Era uma vez um país muito, muito próximo em uma época muito muito próxima. Neste país havia um remédio que era acompanhado de uma bula. Da bula constava a posologia, efeitos colaterais, indicações. Gostou da história? É uma história real ; ) A questão que se coloca é: Esta bula é arte? O que você acha? A minha intuição diz que não é arte, que uma bula comum, igual a todas as outras (com tudo padronizado: tamanho de letra, cor, posologia, efeitos colaterais....) não é arte! Eita! Peraí! Mas esta bula não era como qualquer outra! O país ao qual o remédio se destina tem parcela da população analfabeta ou semi analfabeta! De modo que esta bula de remédios têm uma característica especial: ele é feito para quem não sabe ler! Ao invés de letras a bula se vale de símbolos e desenhos. E o pior (ou melhor) é a primeira bula para analfabetos já feita! Os símbolos e desenhos (assim como sua articulação, sua sintaxe, por assim dizer) são originais. E agora? Será que esta bula vai funcionar, vai comunicar com eficiência aos analfabetos? E o mais importante: esta bula é arte? Ficou na dúvida se é ou não arte? Ainda acha que não é arte?

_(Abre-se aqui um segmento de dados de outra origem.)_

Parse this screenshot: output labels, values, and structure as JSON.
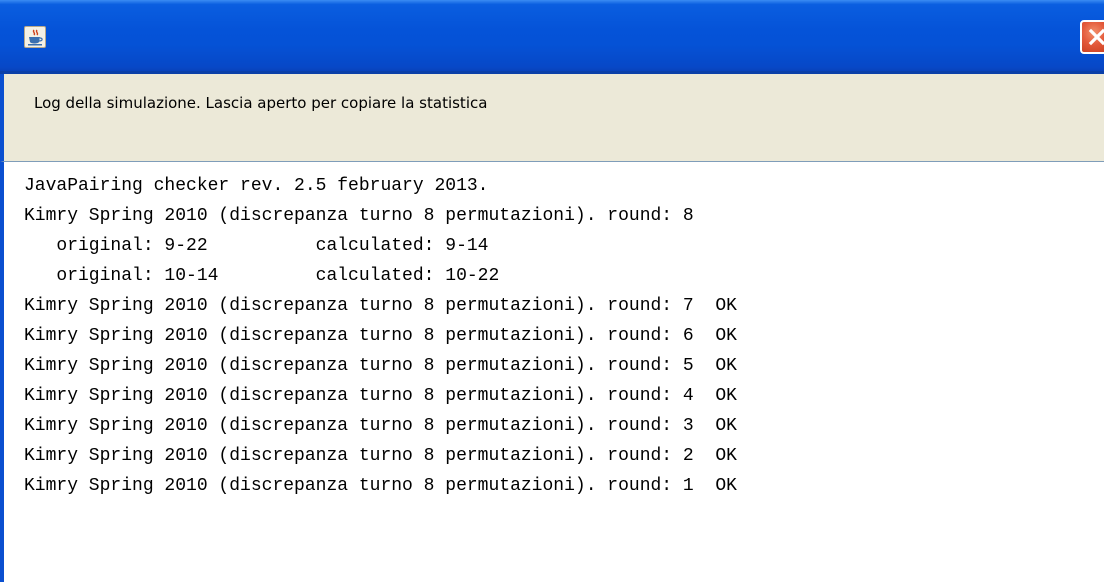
{
  "window": {
    "title": "",
    "app_icon": "java-cup-icon",
    "close_icon": "close-icon",
    "accent_color": "#0553d8",
    "close_color": "#e3593a"
  },
  "header": {
    "message": "Log della simulazione. Lascia aperto per copiare la statistica"
  },
  "log": {
    "lines": [
      "JavaPairing checker rev. 2.5 february 2013.",
      "Kimry Spring 2010 (discrepanza turno 8 permutazioni). round: 8",
      "   original: 9-22          calculated: 9-14",
      "   original: 10-14         calculated: 10-22",
      "Kimry Spring 2010 (discrepanza turno 8 permutazioni). round: 7  OK",
      "Kimry Spring 2010 (discrepanza turno 8 permutazioni). round: 6  OK",
      "Kimry Spring 2010 (discrepanza turno 8 permutazioni). round: 5  OK",
      "Kimry Spring 2010 (discrepanza turno 8 permutazioni). round: 4  OK",
      "Kimry Spring 2010 (discrepanza turno 8 permutazioni). round: 3  OK",
      "Kimry Spring 2010 (discrepanza turno 8 permutazioni). round: 2  OK",
      "Kimry Spring 2010 (discrepanza turno 8 permutazioni). round: 1  OK"
    ]
  }
}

Esta historinha (da bula para analfabetos) , se tudo der certo, se tornará uma história real. A bula para analfabetos acompanhará remédios distribuídos à população analfabeta. Ambicioso o projeto, né? Será que ele vai comunicar bem à população? Tomara, mas para nossa discussão apenas o que importa é: quando a bula é arte, quando não é? E se o país para o qual a bula desenhada fosse um país fictício e se a bula fosse criada apenas para uma peça de teatro? Seria arte? Acho que neste terceiro caso poucas pessoas diriam que não é.*

Reparem, estas três historinhas (primeiro a da bula convencional, segundo a da bula desenhada para uma população de analfabetos e terceiro a da bula desenhada destinada ao uso em uma peça de teatro) tem algo em comum. Em todas elas o a posologia, efeitos colaterais e o conteúdo de forma geral são os mesmos. Entretanto em um extremo (da bula convencional) temos bastante certeza de que não há arte. No outro extremo temos bastante certeza de que a bula é arte. Esta estorinha chama atenção para uma perspectiva incrível levantada (sem muita convicção) por Goodman em ‘Linguagens da Arte’: A arte está no veículo, não no conteúdo. Não importa se a obra carrega um conteúdo denso e tem muito esforço em transmiti-lo (como no caso de um documentário) ou se não há conteúdo algum (como em uma música instrumental). O que importa é o veículo. Não importa se ele está cheio ou não. Não importa se o que carrega é cimento ou equipamento eletrônico ou se anda vazio. O que importa para a arte é o veículo.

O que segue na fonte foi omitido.